NFL Films tackles challenge of making the 2016 Rams watchable


It’s an experience that neither the Rams nor their fans want to endure again. But the club’s first season back in Los Angeles was captured in minute detail by the highly skilled storytellers at NFL Films for the Amazon original series “All or Nothing: A Season with the Los Angeles Rams,” now available on Amazon Prime video.

The Times caught up with NFL Films coordinating producer Keith Cossrow, the “All or Nothing” show runner, and the director, Shannon Furman, about what went into the eight-episode project.

Q: You did HBO’s “Hard Knocks” with the Rams last summer. How did the decision come about to stay with the team through the fall?

Cossrow: From a league perspective, there was an interest in documenting the entire season of the return to Los Angeles. That was from the commissioner on down. There hadn’t been a relocation in a generation, and this one was different because it was a return to L.A. by a team that had spent its first 50 years there. Everyone was aware of the historical significance of the Rams returning. We knew we were going to document it somehow, so at a certain point it made sense to do it this way.

Q: What’s the difference between doing “Hard Knocks” at training camp and “All or Nothing” during the season?

Furman: It was completely different. Our crew is much smaller on “All or Nothing,” and we’re not airing it until later. I think the teams are a little less uptight during the season throughout the process. On “Hard Knocks,” if a fight breaks out, that’s a huge story line for us, whereas on “All or Nothing” that’s probably nothing by the time the show’s airing. The story lines and characters are different, because we’ve got a lot of guys that no one’s heard of on “Hard Knocks” so it’s harder to get guys like Aaron Donald and Todd Gurley involved. On “All or Nothing,” those are the people that you need to depend on.

Q: Can you describe the challenge of making an interesting story out of a 4-12 team?

Furman: The biggest thing for us was trying to find characters that people are going to care about. That’s why we kind of got lucky with John Fassel (the special teams coach eventually promoted to interim head coach). Because myself and Pat Harris, who helped me direct it, we loved him, and we noticed he was just different. He was a guy we wanted to root for, and we wanted to see him do well. So it was finding guys like that. It’s trying to humanize these guys that we see getting slammed all the time, getting to know them on a personal level.

Q: You begin the series with the firing of Jeff Fisher as coach.
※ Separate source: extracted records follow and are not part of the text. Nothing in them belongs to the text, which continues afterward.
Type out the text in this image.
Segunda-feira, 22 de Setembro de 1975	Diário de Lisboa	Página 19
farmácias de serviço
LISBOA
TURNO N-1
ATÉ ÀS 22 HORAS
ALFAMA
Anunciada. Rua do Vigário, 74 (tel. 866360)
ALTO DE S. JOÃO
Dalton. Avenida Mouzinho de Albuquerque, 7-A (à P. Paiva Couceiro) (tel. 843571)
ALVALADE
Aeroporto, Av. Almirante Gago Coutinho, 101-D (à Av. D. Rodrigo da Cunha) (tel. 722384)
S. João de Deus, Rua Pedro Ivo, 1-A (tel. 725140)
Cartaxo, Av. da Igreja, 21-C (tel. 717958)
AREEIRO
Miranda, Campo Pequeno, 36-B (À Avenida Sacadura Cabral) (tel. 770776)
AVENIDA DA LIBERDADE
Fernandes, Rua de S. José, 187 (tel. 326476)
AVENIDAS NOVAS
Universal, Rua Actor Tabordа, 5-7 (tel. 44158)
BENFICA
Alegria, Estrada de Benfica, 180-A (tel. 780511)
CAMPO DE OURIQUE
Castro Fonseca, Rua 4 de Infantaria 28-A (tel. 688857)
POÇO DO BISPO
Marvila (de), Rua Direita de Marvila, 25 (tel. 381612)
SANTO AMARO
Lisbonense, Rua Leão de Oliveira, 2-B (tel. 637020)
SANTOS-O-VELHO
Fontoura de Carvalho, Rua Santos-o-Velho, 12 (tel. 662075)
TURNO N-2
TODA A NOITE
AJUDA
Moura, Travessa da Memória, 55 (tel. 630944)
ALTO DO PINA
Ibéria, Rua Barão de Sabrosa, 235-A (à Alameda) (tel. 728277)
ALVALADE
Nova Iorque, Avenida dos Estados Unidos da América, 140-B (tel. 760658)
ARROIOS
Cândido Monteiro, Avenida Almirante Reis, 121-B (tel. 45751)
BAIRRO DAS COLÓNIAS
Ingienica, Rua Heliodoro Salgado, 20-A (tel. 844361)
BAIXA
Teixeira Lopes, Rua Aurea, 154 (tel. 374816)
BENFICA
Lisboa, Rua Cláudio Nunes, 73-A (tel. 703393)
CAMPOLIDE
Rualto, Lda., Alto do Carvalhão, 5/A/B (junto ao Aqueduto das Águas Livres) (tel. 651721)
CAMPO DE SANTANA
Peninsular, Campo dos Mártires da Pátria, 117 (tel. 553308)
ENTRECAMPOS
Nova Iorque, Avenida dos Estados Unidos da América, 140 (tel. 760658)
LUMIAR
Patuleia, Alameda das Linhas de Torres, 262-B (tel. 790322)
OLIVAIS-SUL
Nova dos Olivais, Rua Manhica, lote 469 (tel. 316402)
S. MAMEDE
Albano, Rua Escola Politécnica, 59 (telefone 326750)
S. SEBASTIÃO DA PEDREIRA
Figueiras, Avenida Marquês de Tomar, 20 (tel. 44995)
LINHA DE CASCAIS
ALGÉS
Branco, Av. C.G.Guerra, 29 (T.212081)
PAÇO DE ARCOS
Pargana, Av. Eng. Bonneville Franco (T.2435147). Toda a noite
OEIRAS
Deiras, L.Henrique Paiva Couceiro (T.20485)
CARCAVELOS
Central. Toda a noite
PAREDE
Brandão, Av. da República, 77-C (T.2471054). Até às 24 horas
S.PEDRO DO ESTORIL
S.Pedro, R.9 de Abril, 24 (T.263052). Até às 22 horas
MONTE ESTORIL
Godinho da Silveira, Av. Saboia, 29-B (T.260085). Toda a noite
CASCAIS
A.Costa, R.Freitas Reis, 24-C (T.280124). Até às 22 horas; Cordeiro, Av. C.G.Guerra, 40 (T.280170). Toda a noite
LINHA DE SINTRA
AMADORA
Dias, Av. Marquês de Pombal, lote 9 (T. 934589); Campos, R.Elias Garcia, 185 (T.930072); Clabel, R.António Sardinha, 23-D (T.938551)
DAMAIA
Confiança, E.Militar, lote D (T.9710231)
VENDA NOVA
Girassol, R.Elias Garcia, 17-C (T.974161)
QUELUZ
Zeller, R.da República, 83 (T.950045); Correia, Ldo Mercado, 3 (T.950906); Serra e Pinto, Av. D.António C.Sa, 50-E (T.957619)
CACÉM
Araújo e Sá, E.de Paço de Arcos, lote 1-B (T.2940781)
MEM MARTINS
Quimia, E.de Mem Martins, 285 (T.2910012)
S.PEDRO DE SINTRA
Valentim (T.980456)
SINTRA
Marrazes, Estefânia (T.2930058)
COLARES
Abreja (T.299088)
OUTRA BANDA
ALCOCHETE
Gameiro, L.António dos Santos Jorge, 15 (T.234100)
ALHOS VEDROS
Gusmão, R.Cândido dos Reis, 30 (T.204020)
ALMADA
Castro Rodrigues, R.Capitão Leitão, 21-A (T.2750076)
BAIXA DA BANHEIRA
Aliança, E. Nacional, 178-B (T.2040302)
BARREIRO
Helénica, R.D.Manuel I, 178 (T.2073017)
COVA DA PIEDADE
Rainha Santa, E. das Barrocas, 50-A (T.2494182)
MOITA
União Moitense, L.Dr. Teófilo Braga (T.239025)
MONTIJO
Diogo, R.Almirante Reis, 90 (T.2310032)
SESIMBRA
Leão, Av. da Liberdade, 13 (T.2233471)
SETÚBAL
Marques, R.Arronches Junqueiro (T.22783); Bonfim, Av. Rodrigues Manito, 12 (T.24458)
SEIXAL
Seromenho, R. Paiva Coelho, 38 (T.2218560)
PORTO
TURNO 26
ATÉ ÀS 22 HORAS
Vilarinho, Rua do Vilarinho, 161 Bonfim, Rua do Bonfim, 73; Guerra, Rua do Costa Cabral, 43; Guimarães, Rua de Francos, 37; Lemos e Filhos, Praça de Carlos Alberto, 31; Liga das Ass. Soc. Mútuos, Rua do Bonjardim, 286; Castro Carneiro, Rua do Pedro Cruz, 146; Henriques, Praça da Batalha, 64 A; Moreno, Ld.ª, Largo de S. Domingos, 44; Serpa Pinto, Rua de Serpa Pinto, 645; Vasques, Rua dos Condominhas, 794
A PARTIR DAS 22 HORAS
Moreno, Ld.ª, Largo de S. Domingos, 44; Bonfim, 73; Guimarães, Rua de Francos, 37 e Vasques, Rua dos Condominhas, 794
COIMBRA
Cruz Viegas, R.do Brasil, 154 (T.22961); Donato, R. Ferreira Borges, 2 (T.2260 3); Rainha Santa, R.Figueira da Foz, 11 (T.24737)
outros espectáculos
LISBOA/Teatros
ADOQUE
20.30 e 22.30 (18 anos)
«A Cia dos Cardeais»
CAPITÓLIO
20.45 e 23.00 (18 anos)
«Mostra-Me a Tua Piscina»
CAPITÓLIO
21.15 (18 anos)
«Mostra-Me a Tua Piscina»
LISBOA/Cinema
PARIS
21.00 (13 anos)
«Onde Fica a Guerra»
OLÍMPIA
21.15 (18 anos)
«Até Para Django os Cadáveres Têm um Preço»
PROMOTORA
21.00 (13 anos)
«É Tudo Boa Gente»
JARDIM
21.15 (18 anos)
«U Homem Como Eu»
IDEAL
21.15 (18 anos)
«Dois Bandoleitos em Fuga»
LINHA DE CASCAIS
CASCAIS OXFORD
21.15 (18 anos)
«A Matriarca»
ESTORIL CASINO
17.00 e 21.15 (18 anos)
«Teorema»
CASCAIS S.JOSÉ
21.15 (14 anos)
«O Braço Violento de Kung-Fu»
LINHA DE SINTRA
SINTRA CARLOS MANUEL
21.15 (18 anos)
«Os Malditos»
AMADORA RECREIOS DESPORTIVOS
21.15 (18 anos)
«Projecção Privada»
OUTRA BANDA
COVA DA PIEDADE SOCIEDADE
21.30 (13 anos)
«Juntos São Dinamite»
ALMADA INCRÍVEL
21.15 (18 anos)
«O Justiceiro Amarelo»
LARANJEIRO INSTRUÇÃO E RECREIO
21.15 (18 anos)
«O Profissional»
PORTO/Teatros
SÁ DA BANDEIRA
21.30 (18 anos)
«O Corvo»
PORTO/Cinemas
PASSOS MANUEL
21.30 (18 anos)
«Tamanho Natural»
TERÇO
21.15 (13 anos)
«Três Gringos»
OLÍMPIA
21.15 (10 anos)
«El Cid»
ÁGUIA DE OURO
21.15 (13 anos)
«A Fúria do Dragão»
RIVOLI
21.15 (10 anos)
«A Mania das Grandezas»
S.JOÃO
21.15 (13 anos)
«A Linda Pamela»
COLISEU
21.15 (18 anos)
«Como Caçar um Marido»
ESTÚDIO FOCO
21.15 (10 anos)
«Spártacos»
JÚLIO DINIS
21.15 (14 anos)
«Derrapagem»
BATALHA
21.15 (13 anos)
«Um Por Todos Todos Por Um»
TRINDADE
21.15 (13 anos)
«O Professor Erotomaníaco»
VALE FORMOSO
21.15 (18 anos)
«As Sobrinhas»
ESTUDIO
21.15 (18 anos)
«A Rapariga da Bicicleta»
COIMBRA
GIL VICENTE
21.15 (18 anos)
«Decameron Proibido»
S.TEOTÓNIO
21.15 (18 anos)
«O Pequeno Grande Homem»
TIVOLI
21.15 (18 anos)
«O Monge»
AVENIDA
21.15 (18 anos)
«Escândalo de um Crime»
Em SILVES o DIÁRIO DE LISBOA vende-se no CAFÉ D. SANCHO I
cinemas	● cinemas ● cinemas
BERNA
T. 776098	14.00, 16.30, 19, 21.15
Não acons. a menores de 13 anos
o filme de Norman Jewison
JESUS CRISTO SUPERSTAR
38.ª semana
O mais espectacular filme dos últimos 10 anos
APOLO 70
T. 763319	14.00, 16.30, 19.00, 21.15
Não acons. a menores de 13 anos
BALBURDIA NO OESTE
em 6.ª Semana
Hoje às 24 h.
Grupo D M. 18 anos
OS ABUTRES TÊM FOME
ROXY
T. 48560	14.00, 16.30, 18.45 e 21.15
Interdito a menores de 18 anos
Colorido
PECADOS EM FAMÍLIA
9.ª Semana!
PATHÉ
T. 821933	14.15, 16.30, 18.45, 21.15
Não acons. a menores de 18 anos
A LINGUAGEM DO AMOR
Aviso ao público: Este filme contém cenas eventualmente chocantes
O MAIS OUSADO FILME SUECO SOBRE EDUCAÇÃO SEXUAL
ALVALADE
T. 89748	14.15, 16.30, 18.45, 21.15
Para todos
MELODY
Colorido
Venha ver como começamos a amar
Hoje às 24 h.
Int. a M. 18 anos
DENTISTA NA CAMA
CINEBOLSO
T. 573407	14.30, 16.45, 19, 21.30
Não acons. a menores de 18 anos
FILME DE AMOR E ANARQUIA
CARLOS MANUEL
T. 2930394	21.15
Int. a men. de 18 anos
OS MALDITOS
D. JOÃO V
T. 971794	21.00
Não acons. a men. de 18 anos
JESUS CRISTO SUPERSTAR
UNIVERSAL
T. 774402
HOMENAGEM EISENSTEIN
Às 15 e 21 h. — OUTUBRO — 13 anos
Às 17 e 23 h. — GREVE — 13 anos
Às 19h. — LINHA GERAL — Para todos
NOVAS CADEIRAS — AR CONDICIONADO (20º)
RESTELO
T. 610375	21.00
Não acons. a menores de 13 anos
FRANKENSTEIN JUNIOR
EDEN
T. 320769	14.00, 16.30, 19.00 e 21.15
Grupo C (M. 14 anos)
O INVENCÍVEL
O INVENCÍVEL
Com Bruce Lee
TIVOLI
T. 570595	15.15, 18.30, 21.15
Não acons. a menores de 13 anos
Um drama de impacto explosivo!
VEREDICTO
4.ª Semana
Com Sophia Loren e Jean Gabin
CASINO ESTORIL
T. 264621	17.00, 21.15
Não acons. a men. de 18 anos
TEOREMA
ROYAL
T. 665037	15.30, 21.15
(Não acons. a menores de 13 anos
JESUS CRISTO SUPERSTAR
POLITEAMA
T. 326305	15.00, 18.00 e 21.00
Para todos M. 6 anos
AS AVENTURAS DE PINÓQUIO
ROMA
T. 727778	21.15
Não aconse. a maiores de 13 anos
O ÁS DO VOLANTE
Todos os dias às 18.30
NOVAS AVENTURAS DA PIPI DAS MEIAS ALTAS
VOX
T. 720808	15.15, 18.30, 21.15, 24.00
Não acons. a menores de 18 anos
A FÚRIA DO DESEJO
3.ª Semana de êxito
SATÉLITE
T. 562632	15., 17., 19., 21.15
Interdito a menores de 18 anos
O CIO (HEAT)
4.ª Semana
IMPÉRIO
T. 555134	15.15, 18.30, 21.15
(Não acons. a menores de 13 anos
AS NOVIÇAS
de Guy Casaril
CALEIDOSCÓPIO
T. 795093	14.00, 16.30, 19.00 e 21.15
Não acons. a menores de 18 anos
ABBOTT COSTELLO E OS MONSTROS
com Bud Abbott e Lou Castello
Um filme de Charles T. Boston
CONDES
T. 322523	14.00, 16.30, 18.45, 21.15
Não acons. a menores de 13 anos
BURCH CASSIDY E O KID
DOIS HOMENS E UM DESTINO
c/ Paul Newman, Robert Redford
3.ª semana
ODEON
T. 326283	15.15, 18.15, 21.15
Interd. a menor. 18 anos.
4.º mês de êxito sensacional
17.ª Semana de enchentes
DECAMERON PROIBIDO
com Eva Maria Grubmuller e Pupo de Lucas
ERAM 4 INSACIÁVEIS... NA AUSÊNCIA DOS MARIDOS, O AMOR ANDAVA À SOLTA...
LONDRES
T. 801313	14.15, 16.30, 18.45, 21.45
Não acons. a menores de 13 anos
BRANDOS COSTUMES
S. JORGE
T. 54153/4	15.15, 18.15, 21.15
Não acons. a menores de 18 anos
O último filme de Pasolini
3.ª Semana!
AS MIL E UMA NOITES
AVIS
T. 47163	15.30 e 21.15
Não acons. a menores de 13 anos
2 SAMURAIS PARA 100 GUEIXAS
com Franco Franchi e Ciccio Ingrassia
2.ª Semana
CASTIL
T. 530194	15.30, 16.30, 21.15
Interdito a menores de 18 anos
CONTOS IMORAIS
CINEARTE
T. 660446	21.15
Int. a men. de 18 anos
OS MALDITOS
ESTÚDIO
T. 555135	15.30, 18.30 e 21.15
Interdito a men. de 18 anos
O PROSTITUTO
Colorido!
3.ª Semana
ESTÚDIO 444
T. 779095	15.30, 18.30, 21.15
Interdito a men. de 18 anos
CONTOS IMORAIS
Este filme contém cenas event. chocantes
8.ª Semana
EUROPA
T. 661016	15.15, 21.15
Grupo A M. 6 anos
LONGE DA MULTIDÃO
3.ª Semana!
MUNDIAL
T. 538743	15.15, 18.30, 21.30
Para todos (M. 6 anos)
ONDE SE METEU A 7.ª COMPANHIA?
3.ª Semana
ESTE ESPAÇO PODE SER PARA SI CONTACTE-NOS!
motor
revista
What went into the decision to start with that?

Cossrow: We knew that was the elephant in the room, and the thing people were going to be most interested in. Are they going to show coach Fisher’s firing? We decided this is at the heart of the story we wanted to tell. We wanted to lay that out very clearly in those first five minutes: We have a story to tell about the NFL that’s never really been told before. It’s a story about what happens to those seven or eight teams every season whose coach gets fired, and everything gets turned upside down for all those people.

Q: You captured some pretty incredible scenes, with Fisher telling the players he had been fired, and the subsequent meetings with the players and the remaining coaches. But you didn’t show the actual moment the Rams fired Fisher. Why not?

Cossrow: I think anyone who understands the nature of documentary filmmaking knows that it’s impossible to capture everything. You can have 10 cameras rolling 24/7 and you would still miss a thousand important moments. That’s just the nature of the beast. So I think the fact that Shannon and the crew were able to capture so much of what happened the day coach Fisher was fired, and that no one ever told us to turn off the cameras once they were rolling, is an extraordinary achievement and a testament to the job they did in the field building trust with the team.

Q: So what exactly happened on that morning?

Furman: We don’t have cameras in the coach’s office at all, and that’s one difference between “Hard Knocks” and “All or Nothing.” After the Falcons game, Coach Fisher and Coach Mac (Dave McGinnis) were together on Monday morning, prepping for the Seattle game. They were in Coach Fisher’s office. I touched base with coach Fisher, and then left to grab a smoothie for breakfast. I got a phone call from my production assistant who works the robotics cameras, and he asked, “How far away are you?” I said, “I can be there in three minutes.” He said, “Coach just told the staff he was fired.”

Q: Do you have a team lined up for “All or Nothing” this fall?

Cossrow: We’re talking with several teams, but we don’t have anything to announce at this point.